U.S. Army (retired) General Lloyd Austin speaks after being officially nominated to be Secretary of the Department of Defense by U.S. President-elect Joe Biden at the Queen Theatre on December 09, 2020 in Wilmington, Delaware.
WASHINGTON– President-elect Joe Biden formally announced on Wednesday retired four-star Army Gen. Lloyd Austin as his choice to be the 28th secretary of Defense.
“We should prepare to satisfy the obstacles for the future, not just keep combating wars of the past, we should construct a diplomacy to lead with diplomacy, renews the State Department, renews our alliance, putting American management back at the table and rallying the world to meet worldwide risks,” Biden said.
“From pandemics to climate modification, from nuclear expansion to the refugee crisis … Lloyd Austin understands how to do this work,” he added.
The choice of Austin has set off some debate associated to his company ties as well as his status as a just recently retired general.
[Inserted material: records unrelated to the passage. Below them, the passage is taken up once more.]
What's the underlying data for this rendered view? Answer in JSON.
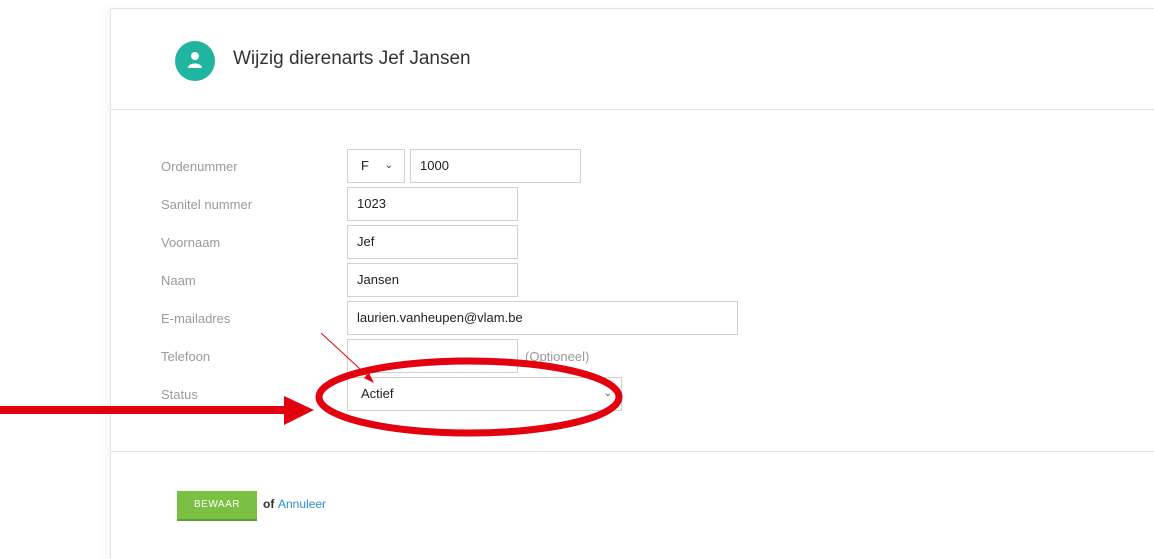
{
  "header": {
    "title": "Wijzig dierenarts Jef Jansen",
    "avatar_icon": "user-icon"
  },
  "form": {
    "ordenummer": {
      "label": "Ordenummer",
      "prefix": "F",
      "value": "1000"
    },
    "sanitel": {
      "label": "Sanitel nummer",
      "value": "1023"
    },
    "voornaam": {
      "label": "Voornaam",
      "value": "Jef"
    },
    "naam": {
      "label": "Naam",
      "value": "Jansen"
    },
    "email": {
      "label": "E-mailadres",
      "value": "laurien.vanheupen@vlam.be"
    },
    "telefoon": {
      "label": "Telefoon",
      "value": "",
      "hint": "(Optioneel)"
    },
    "status": {
      "label": "Status",
      "value": "Actief"
    }
  },
  "footer": {
    "save_label": "BEWAAR",
    "or_text": "of",
    "cancel_label": "Annuleer"
  },
  "colors": {
    "accent": "#1fb5a0",
    "save_button": "#7ac143",
    "link": "#2a8fd0",
    "annotation": "#e3000f"
  }
}
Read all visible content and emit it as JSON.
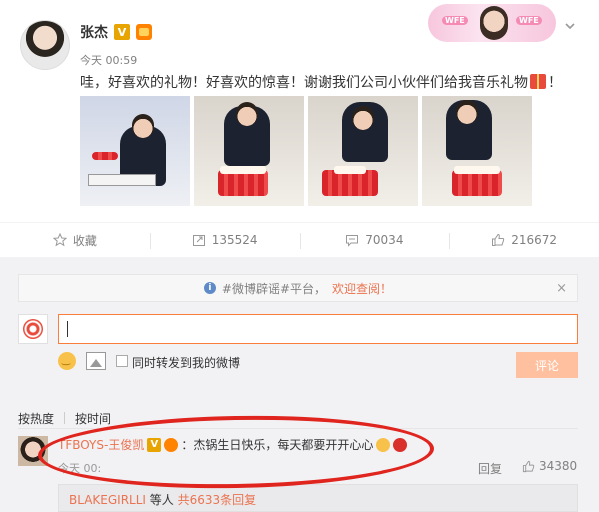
{
  "post": {
    "author": "张杰",
    "verified": "V",
    "time": "今天 00:59",
    "text_before": "哇，好喜欢的礼物！好喜欢的惊喜！谢谢我们公司小伙伴们给我音乐礼物",
    "text_after": "！"
  },
  "banner": {
    "left_tag": "WFE",
    "right_tag": "WFE"
  },
  "actions": {
    "favorite": "收藏",
    "repost": "135524",
    "comment": "70034",
    "like": "216672"
  },
  "notice": {
    "text": "#微博辟谣#平台，",
    "link": "欢迎查阅！",
    "close": "×"
  },
  "composer": {
    "checkbox_label": "同时转发到我的微博",
    "submit": "评论"
  },
  "sort": {
    "by_hot": "按热度",
    "by_time": "按时间"
  },
  "comment": {
    "user": "TFBOYS-王俊凯",
    "verified": "V",
    "text": "：杰锅生日快乐，每天都要开开心心",
    "time": "今天 00:",
    "reply": "回复",
    "likes": "34380"
  },
  "thread": {
    "user": "BLAKEGIRLLI",
    "mid": " 等人 ",
    "count": "共6633条回复"
  },
  "colors": {
    "accent": "#eb7350",
    "highlight_ring": "#e0241e",
    "verified": "#e8a400"
  }
}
Austin is presently a board member at defense huge Raytheon. President Donald Trump’s former Pentagon chiefs James Mattis, Mark Esper and acting secretary of defense Patrick Shanahan also had ties to defense giants General Dynamics, Raytheon and Boeing.
Under the National Security Act of 1947, Congress has prohibited any private from acting as secretary of Defense within 7 years of active-duty service. However Austin left the Army just 4 years ago, and he would need a special congressional waiver in order to bypass the seven-year guideline.
“There’s a great reason for this law that I totally understand and regard. I would not be requesting this exception if I did not believe that this moment in our history does not call for it,” Biden said.
“I know this man, I know his respect for our Constitution and our regard for our system of government. So, just as they provided for Secretary Jim Mattis, I asked Congress to grant a waiver,” Biden included.
If validated by the Senate, the 1975 graduate of West Point would be the first Black leader of the Pentagon, breaking one of the more long-lasting barriers in the U.S. federal government.